Now before we go any further, it should be pointed out that none of this would have been possible without the support and dedication from Cornelia and the team, who were based in the heart of the engine room. The ladies provided us twice a day with the most delicious meals, both for us carnivores and just as delicious meals for the vegetarians, I know as I smiled nicely and often managed to sample some of the vege meals. :-)
Without fail we were provided with the most amazing home cooked meals. Thank you ladies very much, it wouldn't have happened without you for sure. An army marches on its stomach.
The wood was cut, and shaped and the whole place buzzed.
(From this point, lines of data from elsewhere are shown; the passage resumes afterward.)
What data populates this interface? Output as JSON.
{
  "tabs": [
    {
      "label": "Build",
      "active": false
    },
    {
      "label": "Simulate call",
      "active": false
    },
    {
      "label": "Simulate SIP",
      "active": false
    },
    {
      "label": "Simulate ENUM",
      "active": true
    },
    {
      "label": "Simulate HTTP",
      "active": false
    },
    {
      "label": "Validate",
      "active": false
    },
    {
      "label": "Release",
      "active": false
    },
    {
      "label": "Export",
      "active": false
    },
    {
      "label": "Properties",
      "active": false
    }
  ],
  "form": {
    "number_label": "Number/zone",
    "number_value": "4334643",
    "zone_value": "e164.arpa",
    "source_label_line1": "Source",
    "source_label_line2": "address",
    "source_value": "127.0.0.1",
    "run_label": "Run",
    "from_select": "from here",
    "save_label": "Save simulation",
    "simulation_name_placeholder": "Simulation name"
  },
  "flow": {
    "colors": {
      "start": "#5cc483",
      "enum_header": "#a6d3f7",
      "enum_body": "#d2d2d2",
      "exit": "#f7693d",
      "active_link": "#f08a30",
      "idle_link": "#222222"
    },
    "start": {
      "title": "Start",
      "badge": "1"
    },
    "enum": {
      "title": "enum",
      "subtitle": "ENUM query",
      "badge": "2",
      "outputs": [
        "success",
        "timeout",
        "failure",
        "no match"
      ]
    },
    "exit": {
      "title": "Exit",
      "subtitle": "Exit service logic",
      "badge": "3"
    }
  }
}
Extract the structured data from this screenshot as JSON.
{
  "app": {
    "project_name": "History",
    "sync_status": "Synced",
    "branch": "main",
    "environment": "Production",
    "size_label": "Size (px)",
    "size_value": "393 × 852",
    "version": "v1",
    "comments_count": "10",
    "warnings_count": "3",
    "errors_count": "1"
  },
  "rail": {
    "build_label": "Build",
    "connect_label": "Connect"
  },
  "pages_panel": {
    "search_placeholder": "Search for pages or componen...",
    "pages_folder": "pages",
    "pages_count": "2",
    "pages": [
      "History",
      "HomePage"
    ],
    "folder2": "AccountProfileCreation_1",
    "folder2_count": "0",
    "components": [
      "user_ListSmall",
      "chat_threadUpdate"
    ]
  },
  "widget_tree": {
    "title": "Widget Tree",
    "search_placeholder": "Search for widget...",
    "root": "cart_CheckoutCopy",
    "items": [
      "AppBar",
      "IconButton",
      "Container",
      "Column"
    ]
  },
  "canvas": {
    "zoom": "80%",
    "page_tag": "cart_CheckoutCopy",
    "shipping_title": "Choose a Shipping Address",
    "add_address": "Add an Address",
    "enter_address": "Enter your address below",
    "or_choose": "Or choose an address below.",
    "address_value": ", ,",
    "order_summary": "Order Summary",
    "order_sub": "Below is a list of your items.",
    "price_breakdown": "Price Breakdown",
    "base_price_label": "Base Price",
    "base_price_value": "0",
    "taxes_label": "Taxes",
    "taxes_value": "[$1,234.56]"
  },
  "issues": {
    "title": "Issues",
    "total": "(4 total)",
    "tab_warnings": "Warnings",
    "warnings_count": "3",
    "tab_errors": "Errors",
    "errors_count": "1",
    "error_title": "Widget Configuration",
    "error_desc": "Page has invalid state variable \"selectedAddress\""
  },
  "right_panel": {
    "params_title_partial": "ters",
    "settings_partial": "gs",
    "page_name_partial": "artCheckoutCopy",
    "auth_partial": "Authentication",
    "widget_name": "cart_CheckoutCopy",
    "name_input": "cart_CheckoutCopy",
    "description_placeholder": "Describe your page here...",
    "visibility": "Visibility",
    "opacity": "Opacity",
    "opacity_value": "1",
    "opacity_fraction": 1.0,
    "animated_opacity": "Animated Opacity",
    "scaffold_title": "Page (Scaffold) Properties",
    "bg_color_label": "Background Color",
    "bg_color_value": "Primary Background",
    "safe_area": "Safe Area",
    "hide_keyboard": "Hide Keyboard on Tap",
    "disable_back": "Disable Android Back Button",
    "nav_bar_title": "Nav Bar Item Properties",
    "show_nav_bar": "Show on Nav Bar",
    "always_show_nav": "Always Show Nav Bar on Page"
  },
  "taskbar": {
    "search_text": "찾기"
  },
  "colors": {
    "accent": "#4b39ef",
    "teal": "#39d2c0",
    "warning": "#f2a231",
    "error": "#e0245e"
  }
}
Glenn and the owner, Jim, owner of the saw mill where the wood was sourced for our project.
Slabs first cut
worked like North American loggers, both great characters whose company I enjoyed very much.
Liam Flynn and those trained with the chain saws continued with the main cutting.
Then each section was shaped and finished
Some were textured and coloured and some left natural, all finally taken through to Hogg and Son's the wall builders. Who again worked tirelessly and had a most difficult of task fitting all of the stones together.
And slowly the wall started to grow
Then there was more cutting, carving, shaping, painting
We all got involved in the various tasks, all except building the wall as Hogg and Son's had a handle on the whole process, and besides they had a diplomatic way of telling us to kindly go away and leave them to it. :-)
And slowly the wall grew.
Then it was all off to the pub to enjoy some Guinness and Irish music. Unfortunately the pub was less than 1/4 a mile from where I was staying, a real hardship.
Apologies for the poor quality pictures, these were taken from my mobile phone camera.
Many of our group joined in taking turns to sing and play instruments. I have to say there was a lot of talent in the group. The chap with his back to us with the guitar is Liam O'Neill, a dap at the guitar and singing Irish folk music. A wonderful evening.
And by the end of the evening, or was it early in the morning, the wall had, well, not grown any more.